AG: That’s very interesting. It’s probably healthy to have periods like that where you’re not writing anything, or rather, that you’re not worrying about writing anything.

JG: I crave that silence. I’ve just been asked to write a string quartet by an ensemble in this area, and I would love to. I love string quartets. It’s probably one of my favorite all-time ensemble sounds. It’s just the simplicity and purity of it. I just have to wait to see what is it that’s going to emerge. And I’m not going to push it. I’m going to see.

AG: So you said maybe.

JG: We’re talking about it. I’m also working on a book—it’s a book about composing and about learning composing and about teaching composing. There’s a lot to it already, so I think there will be a book there, after 35 years of teaching. I’ve been encouraged by some of my colleagues to do this book; there’s nothing out there, practically. It’s an interesting time. I have no interest whatsoever in pushing my career out at this point. And I don’t have a feeling of fading, or like something’s over per se; it just feels more spacious.

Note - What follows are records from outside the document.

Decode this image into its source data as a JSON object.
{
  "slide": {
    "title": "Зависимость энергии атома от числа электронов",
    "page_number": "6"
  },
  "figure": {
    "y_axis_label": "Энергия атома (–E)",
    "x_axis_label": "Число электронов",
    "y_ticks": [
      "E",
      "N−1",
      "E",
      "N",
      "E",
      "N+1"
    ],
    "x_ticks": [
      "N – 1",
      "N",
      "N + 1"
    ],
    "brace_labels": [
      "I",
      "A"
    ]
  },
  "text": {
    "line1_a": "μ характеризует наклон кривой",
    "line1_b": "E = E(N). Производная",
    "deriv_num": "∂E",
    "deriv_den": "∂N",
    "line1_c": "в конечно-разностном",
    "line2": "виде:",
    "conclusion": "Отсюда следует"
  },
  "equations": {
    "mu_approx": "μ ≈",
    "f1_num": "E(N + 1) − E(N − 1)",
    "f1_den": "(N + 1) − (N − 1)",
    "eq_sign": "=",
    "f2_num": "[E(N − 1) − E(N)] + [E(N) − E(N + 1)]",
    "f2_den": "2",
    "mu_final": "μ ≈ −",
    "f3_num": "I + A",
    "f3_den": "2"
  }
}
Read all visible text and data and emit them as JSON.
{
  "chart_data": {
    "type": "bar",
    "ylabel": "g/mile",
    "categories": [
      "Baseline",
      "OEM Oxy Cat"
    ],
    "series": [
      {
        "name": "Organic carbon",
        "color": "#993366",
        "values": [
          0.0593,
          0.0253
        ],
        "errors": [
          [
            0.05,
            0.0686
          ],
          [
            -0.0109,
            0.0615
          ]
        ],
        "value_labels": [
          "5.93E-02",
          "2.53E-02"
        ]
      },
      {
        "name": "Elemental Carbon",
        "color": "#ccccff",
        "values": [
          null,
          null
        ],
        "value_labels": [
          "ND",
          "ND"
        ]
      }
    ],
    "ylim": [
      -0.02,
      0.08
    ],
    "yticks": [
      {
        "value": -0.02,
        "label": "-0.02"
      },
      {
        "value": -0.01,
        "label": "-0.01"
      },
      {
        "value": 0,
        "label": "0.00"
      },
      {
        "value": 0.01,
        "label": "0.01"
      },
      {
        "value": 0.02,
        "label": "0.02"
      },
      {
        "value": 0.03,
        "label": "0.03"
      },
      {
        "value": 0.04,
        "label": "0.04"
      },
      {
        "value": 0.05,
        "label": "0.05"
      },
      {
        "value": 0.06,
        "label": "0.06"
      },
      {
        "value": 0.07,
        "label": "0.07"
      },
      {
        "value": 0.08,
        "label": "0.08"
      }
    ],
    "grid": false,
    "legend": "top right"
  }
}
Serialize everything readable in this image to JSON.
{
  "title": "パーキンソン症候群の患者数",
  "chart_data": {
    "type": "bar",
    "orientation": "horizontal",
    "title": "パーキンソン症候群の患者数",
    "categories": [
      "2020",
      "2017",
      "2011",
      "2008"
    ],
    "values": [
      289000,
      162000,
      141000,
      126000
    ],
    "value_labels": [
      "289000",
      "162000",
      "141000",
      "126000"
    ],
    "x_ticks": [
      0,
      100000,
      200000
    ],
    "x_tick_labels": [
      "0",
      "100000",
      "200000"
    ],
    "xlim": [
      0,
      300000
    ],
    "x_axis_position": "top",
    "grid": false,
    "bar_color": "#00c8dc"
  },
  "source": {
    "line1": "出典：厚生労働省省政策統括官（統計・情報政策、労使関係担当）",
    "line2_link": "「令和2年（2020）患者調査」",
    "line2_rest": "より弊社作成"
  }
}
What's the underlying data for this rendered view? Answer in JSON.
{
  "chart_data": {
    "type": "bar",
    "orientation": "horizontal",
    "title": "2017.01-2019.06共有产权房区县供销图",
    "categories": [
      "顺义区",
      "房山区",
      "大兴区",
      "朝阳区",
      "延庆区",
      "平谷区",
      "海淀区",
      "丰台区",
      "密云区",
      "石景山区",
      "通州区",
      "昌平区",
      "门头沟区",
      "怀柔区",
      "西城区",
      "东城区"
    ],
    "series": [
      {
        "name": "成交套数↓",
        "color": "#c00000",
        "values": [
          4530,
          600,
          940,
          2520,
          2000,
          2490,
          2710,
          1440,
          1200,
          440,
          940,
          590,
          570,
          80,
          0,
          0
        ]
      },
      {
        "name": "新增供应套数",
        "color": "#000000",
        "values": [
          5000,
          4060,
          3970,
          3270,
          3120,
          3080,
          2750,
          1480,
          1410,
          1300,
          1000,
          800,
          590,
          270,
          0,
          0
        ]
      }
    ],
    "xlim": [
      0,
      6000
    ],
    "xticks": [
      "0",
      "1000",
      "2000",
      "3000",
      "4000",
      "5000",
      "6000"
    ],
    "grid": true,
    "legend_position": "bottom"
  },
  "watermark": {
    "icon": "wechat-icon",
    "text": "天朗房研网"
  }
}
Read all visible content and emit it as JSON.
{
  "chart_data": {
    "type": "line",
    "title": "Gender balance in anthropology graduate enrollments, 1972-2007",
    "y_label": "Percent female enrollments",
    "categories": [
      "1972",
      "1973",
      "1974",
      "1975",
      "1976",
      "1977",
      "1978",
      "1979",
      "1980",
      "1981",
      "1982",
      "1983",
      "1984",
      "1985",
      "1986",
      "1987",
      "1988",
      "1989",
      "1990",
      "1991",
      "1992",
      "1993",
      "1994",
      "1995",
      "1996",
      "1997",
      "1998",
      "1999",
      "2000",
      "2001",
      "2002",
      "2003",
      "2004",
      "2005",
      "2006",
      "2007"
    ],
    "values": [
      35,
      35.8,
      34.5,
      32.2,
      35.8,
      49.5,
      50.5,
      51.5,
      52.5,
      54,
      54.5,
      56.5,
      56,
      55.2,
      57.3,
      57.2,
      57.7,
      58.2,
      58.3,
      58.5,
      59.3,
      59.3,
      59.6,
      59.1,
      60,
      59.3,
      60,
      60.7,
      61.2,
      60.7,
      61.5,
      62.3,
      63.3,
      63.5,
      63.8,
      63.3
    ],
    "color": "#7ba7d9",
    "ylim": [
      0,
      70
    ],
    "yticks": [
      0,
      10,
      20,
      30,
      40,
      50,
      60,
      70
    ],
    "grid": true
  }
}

AG: You have such a different take on existence as a composer than so many people. Trying to figure out what’s going on inside your head seems to have had a positive effect.

JG: Thanks. I’m still trying to figure things out: What am I doing? What is music? Is music the notes that you write on a piece of paper? Or is music the sound that’s made in the present moment connecting with an audience, or with another person? It’s when it’s happening, is what I’m coming to know more. What is a composer? Are we missing something by composing in isolation and then handing it over? Where do we get our juice from? You know, each day when we sit down to work? Where’s that coming from? Are we making music? I don’t know if we’re making music or we’re making something that will then be translated into somebody making music. I don’t know! These are big questions.